Le père du « Drone vita gasy » nous parle de son invention2 minutes de lecture

interview mada-actus.info

Heritier Ramasy, le créateur du « Drone vita gasy » est l’invité de Mada-actus.info. Il va nous parler de son projet qui en même temps, faisait l’objet de son mémoire de fin d’études à l’école supérieure polytechnique d’Antananarivo.

ramasy heritierMada-Actus.Info (M.A.) : Pouvez-vous nous parler de votre création : le « Drone vita gasy » ?

Heritier Ramasy (H.R.) : Le drone que j’ai construit est un prototype qui avait fait l’objet de mon mémoire de fin d’études en vue d’obtenir mon diplôme d’ingénieur à l’école supérieure polytechnique d’Antananarivo en filière télécommunication ; mémoire qui a été soutenue le 6 avril 2017.

 

M.A. : Et pourquoi avoir choisi ce projet plutôt qu’un autre ?

H.R. : En fait, j’ai choisi ce projet pour deux raisons : tout d’abord, je suis passionné par la manipulation des radios modèles (les voitures téléguidées) depuis mon jeune âge. Et vu qu’en ce moment on parle beaucoup de drones, je me suis orienté là-dessus. Ensuite, j’aime bien faire du bricolage en tout genre et par ce travail je voulais prouver que même ici à Madagascar nous pouvons innover en utilisant les moyens dont nous disposons.

 

M.A. : Alors, « Drone vita gasy », c’est fini ou envisagez-vous d’aller un peu plus loin dans ce projet ?

H.R. : A ce stade, le prototype est déjà en bon état de marche. Mais le travail est encore loin d’être terminé. Mon prochain défi sera de rendre ce drone autonome et le doter d’une certaine intelligence afin qu’il puisse éviter des obstacles par exemple. Tout cela va nécessiter plusieurs matériels dont je ne dispose pas encore en ce moment ; mais j’y travaille .

drone vita gasy

M.A. :  D’accord, et est-ce que vous envisagez de déposer un brevet pour votre invention ?
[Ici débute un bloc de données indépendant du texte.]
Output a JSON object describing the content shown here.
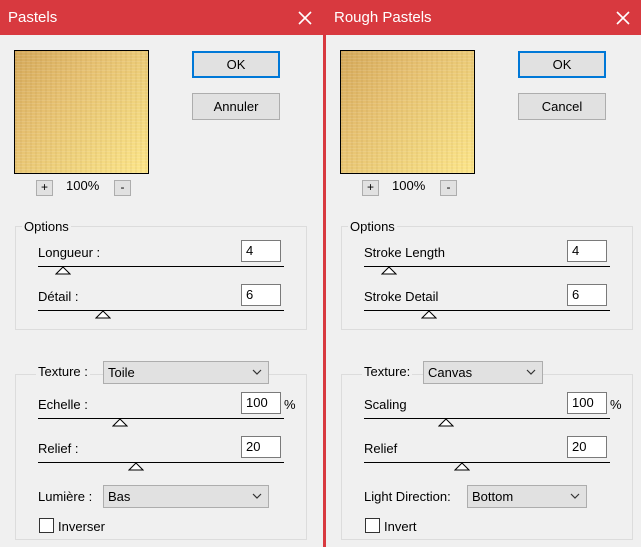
{
  "left": {
    "title": "Pastels",
    "ok_label": "OK",
    "cancel_label": "Annuler",
    "zoom_in": "+",
    "zoom_out": "-",
    "zoom_level": "100%",
    "options_group": "Options",
    "length_label": "Longueur :",
    "length_value": "4",
    "detail_label": "Détail :",
    "detail_value": "6",
    "texture_label": "Texture :",
    "texture_value": "Toile",
    "scale_label": "Echelle :",
    "scale_value": "100",
    "scale_unit": "%",
    "relief_label": "Relief :",
    "relief_value": "20",
    "light_label": "Lumière :",
    "light_value": "Bas",
    "invert_label": "Inverser",
    "invert_checked": false
  },
  "right": {
    "title": "Rough Pastels",
    "ok_label": "OK",
    "cancel_label": "Cancel",
    "zoom_in": "+",
    "zoom_out": "-",
    "zoom_level": "100%",
    "options_group": "Options",
    "length_label": "Stroke Length",
    "length_value": "4",
    "detail_label": "Stroke Detail",
    "detail_value": "6",
    "texture_label": "Texture:",
    "texture_value": "Canvas",
    "scale_label": "Scaling",
    "scale_value": "100",
    "scale_unit": "%",
    "relief_label": "Relief",
    "relief_value": "20",
    "light_label": "Light Direction:",
    "light_value": "Bottom",
    "invert_label": "Invert",
    "invert_checked": false
  },
  "colors": {
    "titlebar": "#d8393f",
    "default_button_border": "#0078d7",
    "dialog_background": "#f0f0f0"
  },
  "icons": {
    "close": "close-icon",
    "dropdown": "chevron-down-icon",
    "slider_thumb": "slider-thumb-icon"
  }
}
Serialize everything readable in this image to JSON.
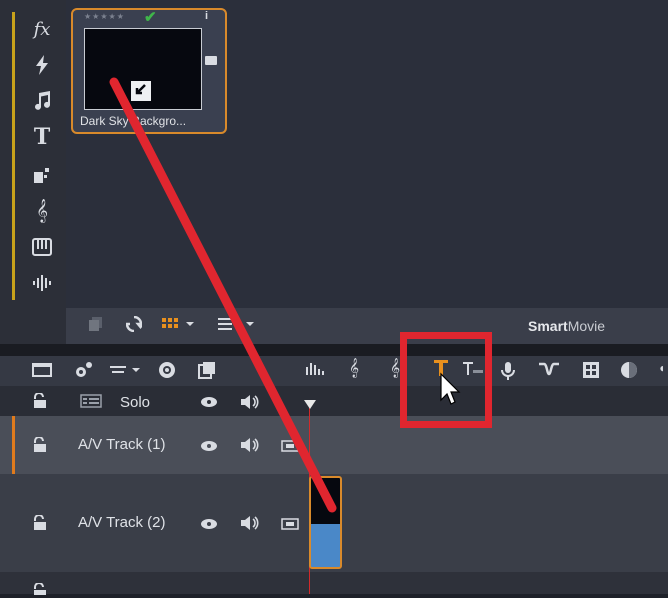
{
  "left_toolbar": {
    "accent_color": "#c8a21b",
    "icons": [
      "fx-icon",
      "lightning-icon",
      "music-note-icon",
      "text-title-icon",
      "transition-icon",
      "treble-clef-icon",
      "piano-icon",
      "sound-wave-icon"
    ],
    "fx_glyph": "fx",
    "title_glyph": "T"
  },
  "library": {
    "item": {
      "label": "Dark Sky Backgro...",
      "rating_stars": "★★★★★",
      "selected": true,
      "border_color": "#d98a2b"
    }
  },
  "library_bar": {
    "brand_bold": "Smart",
    "brand_rest": "Movie"
  },
  "timeline_toolbar": {
    "highlighted_tool": "title-track-icon",
    "highlight_color": "#e0262f"
  },
  "tracks": [
    {
      "name": "Solo"
    },
    {
      "name": "A/V Track (1)"
    },
    {
      "name": "A/V Track (2)"
    }
  ],
  "annotation": {
    "arrow_color": "#e0262f"
  }
}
H.R. : Jusqu’ici, je n’ai pas encore déposé de brevet, mais j’en ai déjà parlé à plusieurs personnes qui en savent plus que moi en termes de propriété intellectuelle et je crois que ça ne saurait tarder.

 

M.A : D’accord, notre interview touche à sa fin, mais avant de nous séparer, avez-vous un message particulier à lancer à notre jeune génération ?

 

H.R : Oui, merci beaucoup, c’était un plaisir de répondre à vos questions. Le message que je voudrais passer aux jeunes de mon âge c’est : « d’arrêter de penser que l’innovation est la besogne des pays développés. Nous ne sommes pas obligés d’être de simples utilisateurs ». J’encourage aussi les milliers de jeunes comme moi qui essayent de créer à continuer leur travail jusqu’à l’obtention de produits qui feront la fierté de notre pays.